"Tarnen und Täuschen": Unter diesem Motto ließe sich die kurze, aber ereignisreiche Geschichte der Atomwirtschaft zusammenfassen. Ob Adenauers Atombombenpläne oder das Festhalten an angeblich sicheren Endlagern - immer wieder wurde die Öffentlichkeit gezielt belogen oder desinformiert. Die Autoren arbeiten ein Stück deutsche Zeitgeschichte auf: von der Atom-Euphorie der Nachkriegszeit über die Entstehung der Anti-Atomkraft-Bewegung bis zum endgültigen Aus der Risikotechnologie. Sie beleuchten eine von illusionärem Optimismus, vielfältigen Machtinteressen und ehrgeizigen Spekulationen geprägte Epoche und zeigen eindrücklich, wie die Verheißungen der Technik blind machen für ihre unkalkulierbaren Risiken.
Rezensionsnotiz zu
Süddeutsche Zeitung, 20.08.2013
Der Wirtschaftshistoriker Joachim Radkau und der Physiker Lothar Hahn beschreiben in ihrem Buch "Aufstieg und Fall der deutschen Atomwirtschaft" die Entwicklung einer einstmals gefeierten Technologie zum gesellschaftlich verschrienen Risiko, berichtet Michael Bauchmüller. Die Geschichte umfasst gerade einmal fünfzig Jahre: vom ersten deutschen Schwerwasserreaktor, den eine Forschergruppe um Werner Heisenberg gegen Ende des Zweiten Weltkriegs entwickelt, der aber nie in Betrieb genommen wurde, bis zum gegenwärtigen politischen Eiertanz um die Abschaltung der deutschen Meiler nach Fukushima, fasst der Rezensent zusammen.
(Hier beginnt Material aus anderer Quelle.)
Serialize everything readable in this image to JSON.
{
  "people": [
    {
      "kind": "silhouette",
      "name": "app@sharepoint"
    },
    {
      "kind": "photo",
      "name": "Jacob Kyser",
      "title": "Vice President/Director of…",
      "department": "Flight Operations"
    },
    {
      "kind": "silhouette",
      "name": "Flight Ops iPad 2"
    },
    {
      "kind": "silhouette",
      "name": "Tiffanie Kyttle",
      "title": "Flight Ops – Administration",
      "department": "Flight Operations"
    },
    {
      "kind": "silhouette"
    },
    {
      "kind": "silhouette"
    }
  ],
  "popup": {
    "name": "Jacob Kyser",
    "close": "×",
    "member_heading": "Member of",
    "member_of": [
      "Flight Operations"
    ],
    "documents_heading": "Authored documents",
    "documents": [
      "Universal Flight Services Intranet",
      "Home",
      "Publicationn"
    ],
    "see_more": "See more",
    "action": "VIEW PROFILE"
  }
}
Die Autoren sparen nicht mit "Werturteilen und Ausrufezeichen", dafür aber leider mit ihren Quellenangaben, kritisiert Bauchmüller, der das Buch deshalb aber noch nicht abtut. Dafür findet er die historische Einordnung zu wichtig und kleine Details wie die Beschwerde RWE's beim Forschungsministerium über die unpraktischen Unsicherheiten des Genehmigungsverfahrens zu aufschlussreich.
Das Fazit von Joachim Radkau und Lothar Hahn ist denkbar einfach: die Kernkraftwerke müssen weg! Nach der Lektüre ihres Buches "Aufstieg und Fall der deutschen Atomwirtschaft" ist die Rezensentin Tanja Busse ziemlich erleichtert, dass der Atomindustrie bald der Garaus gemacht wird. Die Autoren - Radkau ist Historiker, Hahn Kernenergie-Experte und ehemaliger Vorsitzender der Reaktorsicherheitskommission - erklären, unter welchen Umständen überhaupt Kernkraftwerke nach Deutschland kamen, wieso die riskanteren Leichtwasserreaktoren gebaut wurden, obwohl zuvor massig Geld in ein Karlsruher Forschungszentrum gesteckt wurde, das auch bereits sicherere Kraftwerke entwickelt hatte, fasst die Rezensentin zusammen. Abgesehen von weiteren potentiellen Katastrophen sehen Radkau und Hahn ein weiteres Problem: es mangelt an Atomreaktor-Ingenieuren für den Rückbau, berichtet Busse.